Abrir un debate sobre un tema como la eutanasia, implica llenarse de voces y opiniones, de discursos cruzados que suplen temporalmente a tradicionales conversaciones de menos enjundia. Pueden ser la alternancia a una charla deportiva, del necio mundo del corazón o del último estreno en las salas de cine. Pero son siempre eso, temas para acallar el silencio entre cafés, para tratar de batir las argumentaciones contrarias de forma más o menos implicada.
Casos como el de Ramón Sampedro hacen palidecer a toda esa variedad de discursos.
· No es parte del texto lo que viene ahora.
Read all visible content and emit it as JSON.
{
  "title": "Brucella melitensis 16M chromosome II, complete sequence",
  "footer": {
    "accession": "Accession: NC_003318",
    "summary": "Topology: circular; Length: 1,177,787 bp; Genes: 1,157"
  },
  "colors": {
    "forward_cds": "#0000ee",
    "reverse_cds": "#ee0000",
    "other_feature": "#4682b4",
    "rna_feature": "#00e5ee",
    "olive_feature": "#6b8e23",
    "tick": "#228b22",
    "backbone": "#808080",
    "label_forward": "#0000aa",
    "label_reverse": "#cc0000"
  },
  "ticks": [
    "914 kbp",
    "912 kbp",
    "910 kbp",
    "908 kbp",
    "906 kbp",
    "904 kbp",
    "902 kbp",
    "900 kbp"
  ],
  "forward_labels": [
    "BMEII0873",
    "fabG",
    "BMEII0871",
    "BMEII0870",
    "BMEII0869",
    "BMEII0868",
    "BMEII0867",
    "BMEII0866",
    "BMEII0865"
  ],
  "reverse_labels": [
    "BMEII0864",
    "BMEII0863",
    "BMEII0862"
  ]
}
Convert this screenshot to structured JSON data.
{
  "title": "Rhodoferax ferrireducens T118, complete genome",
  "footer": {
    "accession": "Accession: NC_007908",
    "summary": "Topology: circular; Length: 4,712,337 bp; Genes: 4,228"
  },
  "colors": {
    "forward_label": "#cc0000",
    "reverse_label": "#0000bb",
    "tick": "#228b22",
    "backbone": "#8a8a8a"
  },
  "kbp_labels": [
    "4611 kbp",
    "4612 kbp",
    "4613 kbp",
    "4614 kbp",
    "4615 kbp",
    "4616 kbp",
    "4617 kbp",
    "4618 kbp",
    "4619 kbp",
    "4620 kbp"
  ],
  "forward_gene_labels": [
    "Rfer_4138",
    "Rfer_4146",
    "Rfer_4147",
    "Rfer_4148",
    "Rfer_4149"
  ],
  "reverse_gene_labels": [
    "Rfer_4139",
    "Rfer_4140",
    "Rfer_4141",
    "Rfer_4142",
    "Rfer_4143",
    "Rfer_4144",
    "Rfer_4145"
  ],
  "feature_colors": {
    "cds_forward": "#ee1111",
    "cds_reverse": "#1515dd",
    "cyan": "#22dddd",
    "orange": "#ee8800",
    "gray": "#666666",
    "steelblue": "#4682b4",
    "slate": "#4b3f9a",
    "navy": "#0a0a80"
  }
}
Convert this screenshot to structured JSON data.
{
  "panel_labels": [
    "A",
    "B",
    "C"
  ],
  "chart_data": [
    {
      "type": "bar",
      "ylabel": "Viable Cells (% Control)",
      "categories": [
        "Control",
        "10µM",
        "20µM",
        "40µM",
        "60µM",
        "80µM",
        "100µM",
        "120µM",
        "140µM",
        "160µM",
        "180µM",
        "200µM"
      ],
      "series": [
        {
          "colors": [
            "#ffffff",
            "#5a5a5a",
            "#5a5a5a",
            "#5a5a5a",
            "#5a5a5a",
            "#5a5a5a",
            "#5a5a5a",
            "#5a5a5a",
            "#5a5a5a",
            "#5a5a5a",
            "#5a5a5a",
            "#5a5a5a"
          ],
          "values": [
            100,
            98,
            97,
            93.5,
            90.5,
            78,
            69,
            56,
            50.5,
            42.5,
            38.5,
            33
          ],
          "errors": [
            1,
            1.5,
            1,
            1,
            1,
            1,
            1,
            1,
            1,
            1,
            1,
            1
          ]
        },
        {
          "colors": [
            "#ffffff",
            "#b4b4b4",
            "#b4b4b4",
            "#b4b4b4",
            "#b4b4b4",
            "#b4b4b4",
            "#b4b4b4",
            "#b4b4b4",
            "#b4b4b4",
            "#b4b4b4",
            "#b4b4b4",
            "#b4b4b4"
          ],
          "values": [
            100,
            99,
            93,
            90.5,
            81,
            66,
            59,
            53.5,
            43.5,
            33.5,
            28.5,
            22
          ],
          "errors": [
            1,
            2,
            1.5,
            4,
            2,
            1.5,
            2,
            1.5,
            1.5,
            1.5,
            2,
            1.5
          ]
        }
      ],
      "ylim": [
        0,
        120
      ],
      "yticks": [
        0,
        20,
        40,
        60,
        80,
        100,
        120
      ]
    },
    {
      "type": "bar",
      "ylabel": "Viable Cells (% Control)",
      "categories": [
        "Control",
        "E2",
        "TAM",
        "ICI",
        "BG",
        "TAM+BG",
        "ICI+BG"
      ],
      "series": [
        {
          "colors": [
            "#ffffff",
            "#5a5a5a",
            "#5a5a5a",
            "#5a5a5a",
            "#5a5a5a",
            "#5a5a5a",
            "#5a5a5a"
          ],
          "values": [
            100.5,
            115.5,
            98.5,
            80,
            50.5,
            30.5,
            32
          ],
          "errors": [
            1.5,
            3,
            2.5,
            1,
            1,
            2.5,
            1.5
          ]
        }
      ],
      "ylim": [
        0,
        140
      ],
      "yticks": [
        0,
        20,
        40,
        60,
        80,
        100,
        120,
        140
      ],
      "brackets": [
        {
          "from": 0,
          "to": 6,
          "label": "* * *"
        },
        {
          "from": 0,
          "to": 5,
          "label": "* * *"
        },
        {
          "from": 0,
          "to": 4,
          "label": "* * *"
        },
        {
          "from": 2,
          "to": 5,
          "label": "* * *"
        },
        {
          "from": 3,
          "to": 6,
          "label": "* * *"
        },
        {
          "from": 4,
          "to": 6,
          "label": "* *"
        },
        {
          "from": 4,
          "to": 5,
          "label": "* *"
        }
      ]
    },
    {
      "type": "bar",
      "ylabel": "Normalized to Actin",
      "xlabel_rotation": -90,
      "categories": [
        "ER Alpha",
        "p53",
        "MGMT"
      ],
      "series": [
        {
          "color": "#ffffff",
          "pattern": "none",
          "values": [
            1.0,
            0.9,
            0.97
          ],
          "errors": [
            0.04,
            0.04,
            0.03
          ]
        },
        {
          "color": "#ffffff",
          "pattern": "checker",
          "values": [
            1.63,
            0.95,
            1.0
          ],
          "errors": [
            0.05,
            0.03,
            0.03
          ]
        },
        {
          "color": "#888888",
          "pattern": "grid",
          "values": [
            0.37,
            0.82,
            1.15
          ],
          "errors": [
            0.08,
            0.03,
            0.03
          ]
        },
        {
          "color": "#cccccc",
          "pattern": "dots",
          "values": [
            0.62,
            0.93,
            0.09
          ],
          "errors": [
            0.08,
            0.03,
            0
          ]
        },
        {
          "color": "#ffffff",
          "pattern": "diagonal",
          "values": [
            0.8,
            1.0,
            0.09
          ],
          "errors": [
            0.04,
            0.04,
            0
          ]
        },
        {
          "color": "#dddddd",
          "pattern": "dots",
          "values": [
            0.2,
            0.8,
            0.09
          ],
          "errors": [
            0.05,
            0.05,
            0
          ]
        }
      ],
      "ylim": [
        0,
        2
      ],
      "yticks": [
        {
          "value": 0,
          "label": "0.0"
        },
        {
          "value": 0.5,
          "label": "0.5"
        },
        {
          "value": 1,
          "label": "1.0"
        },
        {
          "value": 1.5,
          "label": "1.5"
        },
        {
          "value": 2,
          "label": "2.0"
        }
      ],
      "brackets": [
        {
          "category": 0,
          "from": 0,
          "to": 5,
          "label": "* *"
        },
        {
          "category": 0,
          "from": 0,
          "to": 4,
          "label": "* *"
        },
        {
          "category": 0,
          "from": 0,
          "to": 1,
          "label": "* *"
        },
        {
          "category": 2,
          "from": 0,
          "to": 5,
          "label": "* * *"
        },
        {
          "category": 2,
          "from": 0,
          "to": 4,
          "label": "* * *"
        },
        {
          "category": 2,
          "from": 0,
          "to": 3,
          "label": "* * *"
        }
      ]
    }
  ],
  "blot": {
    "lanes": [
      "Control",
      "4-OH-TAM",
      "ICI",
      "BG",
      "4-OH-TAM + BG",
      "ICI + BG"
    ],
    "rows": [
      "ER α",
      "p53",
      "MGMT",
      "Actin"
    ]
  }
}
Su punto de vista, como parte verdadera del problema, a él le impedía cesar de planteárselo. Poco le resolvía lo estéril de esa dialéctica, lo que para el resto era sólo una opinión, para él era su vida.
Emprisionado en la tetraplejia, con la determinación de poner fin a los días de una vida que ya no era la suya, sino el legado burlesco de quien había recorrido el mundo para llenar sus pulmones de libertad, su forma de ver la muerte tenía necesariamente que estar más cargada de ideas y respuestas, pertrechadas a lo largo de cada uno de los minutos que había pasado encerrado en su cuerpo, obligado a quedar sólo esperando aquello que se le negaba.
Uno de los grandes méritos de Alejandro Amenábar es ese. Recoge de Sampedro su visión libre, que huye de querer representar a nadie de la misma forma que no quiere que nadie le represente a él, y lo muestra hablando de su propia realidad, que pretende se imponga sólo allá dónde llega –o debería llegar– su voluntad. La coherencia de sus palabras, el fiel reflejo de una mente tan ágil que hace comprender lo terrible e injusto de su enclaustramiento, se muestran con la emoción de unos ojos cansados y curtidos que se clavan en el rostro de un desaparecido Javier Bardem. Desaparecido porque donde el actor yace, resurge la fuerza del gallego, toma su voz para recuperar los ecos de su causa, y la devuelve al lugar en el que quiso ponerla, no por él, si no por los que como él estaban: si pocos habían entendido y respetado su deseo de acabar con todo, gracias a la comprensión de ese estado él se sentía obligado a avanzar por los suyos y aportar su muerte al resto.